Vapotage : face aux risques rappelés dans l’avis de l’Anses, le CNCT demande un meilleur encadrement
Paris, le 6 février 2026 – Dans un récent avis, l’Agence nationale de sécurité sanitaire de l’alimentation, de l’environnement et du travail (ANSES) conclut que le vapotage comporte des risques sanitaires possibles : l’inhalation répétée des aérosols est associée à des effets cardiovasculaires probables, à des atteintes respiratoires, à des mécanismes compatibles avec la cancérogenèse et à des effets possibles sur le développement fœtal. L’absence de combustion n’exclut pas la présence de substances toxiques, ce qui justifie d’éviter toute banalisation de ces produits, en particulier auprès des non-fumeurs et des jeunes. Le Comité national contre le tabagisme (CNCT) appelle à mieux renforcer les dispositions afin de prévenir l’entrée des mineurs dans cette dépendance nicotinique.
Une réduction du risque par rapport au tabac, mais pas une absence de danger
Les travaux conduits par l’ANSES confirment une exposition réduite en cas de vapotage aux substances toxiques et cancérogènes par rapport à celle des produits du tabac. À ce titre, le vapotage apparaît globalement associé à des niveaux de risques inférieurs à ceux du tabagisme combustible, dont la nocivité est largement établie.
Pour autant, cette diminution relative ne saurait être assimilée à une innocuité. Les aérosols générés par les dispositifs de vapotage contiennent toujours des composés irritants et toxiques, notamment des aldéhydes issus de la dégradation thermique des e-liquides, susceptibles d’entraîner des effets cardiovasculaires et respiratoires. L’agence souligne par ailleurs que le recul scientifique demeure insuffisant pour apprécier les conséquences d’une exposition chronique sur plusieurs décennies, en particulier s’agissant des risques de maladies chroniques et de cancers.
Cette vigilance est d’autant plus nécessaire que l’usage s’installe durablement : en 2023, en France, 8,3 % des adultes déclarent vapoter et 6,1 % le font quotidiennement, 61 % des vapoteurs sont des « vapofumeurs », combinant cigarette électronique et tabac, et 59 % utilisent la cigarette électronique depuis deux ans ou plus, signe d’une pratique qui s’inscrit dans le temps et d’une dépendance. Ces trajectoires mixtes et prolongées limitent voire suppriment en cas de vapo-fumage les bénéfices attendus en matière de santé publique. Les cigarettes électroniques apparaissent même dans ce cas comme un frein à l’arrêt complet du tabac grâce aux traitements validés et pris en charge.

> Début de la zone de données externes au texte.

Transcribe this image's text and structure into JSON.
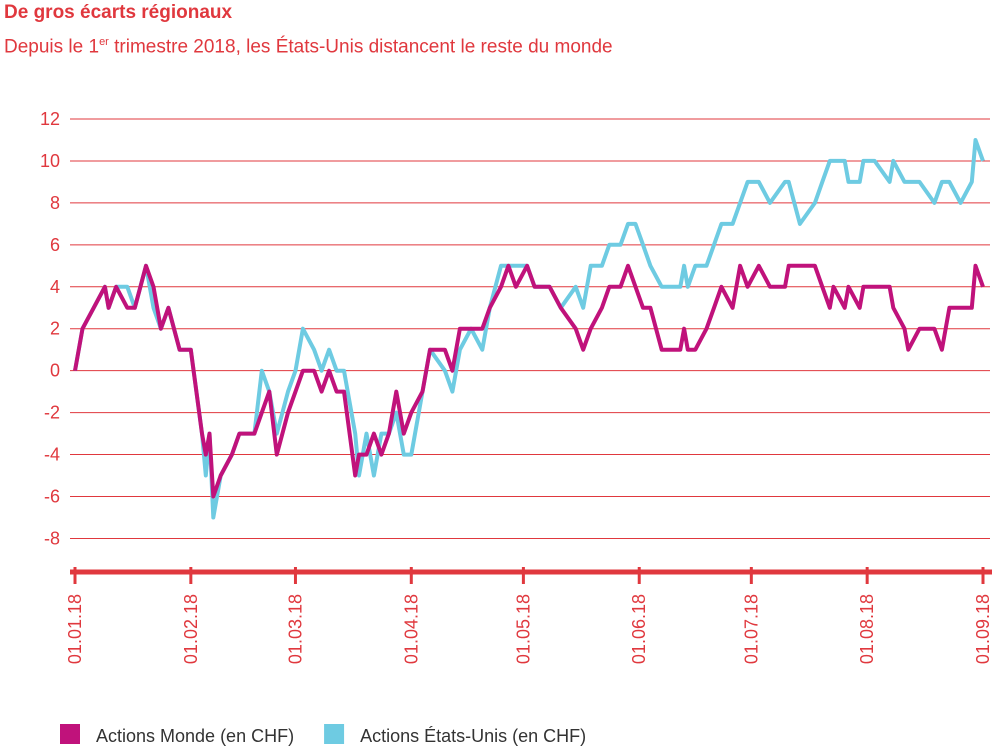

D’une manière générale, les auteurs soulignent que le vapotage ne peut être considéré comme un produit de consommation courante sans danger et doit relever exclusivement d’une démarche de sevrage tabagique encadrée, réservée aux fumeurs en difficulté d’arrêt avec les autres traitements, à l’exclusion de toute initiation chez les non-fumeurs et les jeunes. L’agence rappelle qu’il peut constituer une aide transitoire, à condition d’un usage temporaire, sans consommation de tabac, et accompagné. Elle souligne à cet égard la nécessité de renforcer l’information et la formation des professionnels de santé.
Jeunes publics : une priorité de prévention et de réglementation
L’expertise met en évidence une diffusion croissante du vapotage chez les adolescents, portée par l’attractivité des arômes, des usages sociaux et une perception erronée d’innocuité. Cette banalisation favorise l’expérimentation puis l’usage régulier de produits contenant de la nicotine, avec un risque d’installation précoce d’une dépendance. Les données récentes soulignent par ailleurs un phénomène préoccupant d’initiation : près d’un tiers des adolescents vapoteurs âgés de 13 à 17 ans (32 %) déclarent n’avoir jamais fumé auparavant en 2023, ce qui confirme que le vapotage ne constitue plus seulement un outil de substitution au tabac, mais un point d’entrée autonome dans la consommation de nicotine.
Dans ce contexte, l’ANSES recommande d’éviter toute incitation à l’usage chez les non-fumeurs, en particulier les jeunes, et appelle à renforcer l’encadrement des produits du vapotage : contrôle accru de la composition des e-liquides et des émissions, meilleure caractérisation des expositions, surveillance continue des effets sanitaires et restrictions, voire interdictions, des ingrédients présentant un risque. Elle rappelle que ces dispositifs ne doivent ni être banalisés ni présentés comme des produits récréatifs.
Le CNCT soutient pleinement ces orientations et appelle à un durcissement rapide du cadre réglementaire afin de réduire l’attractivité de ces produits, d’en restreindre l’accès et d’en prévenir toute banalisation auprès des jeunes. L’association présentera dans les prochaines semaines de nouvelles propositions structurantes pour renforcer significativement la protection des plus jeunes face au vapotage et l’efficacité des politiques publiques.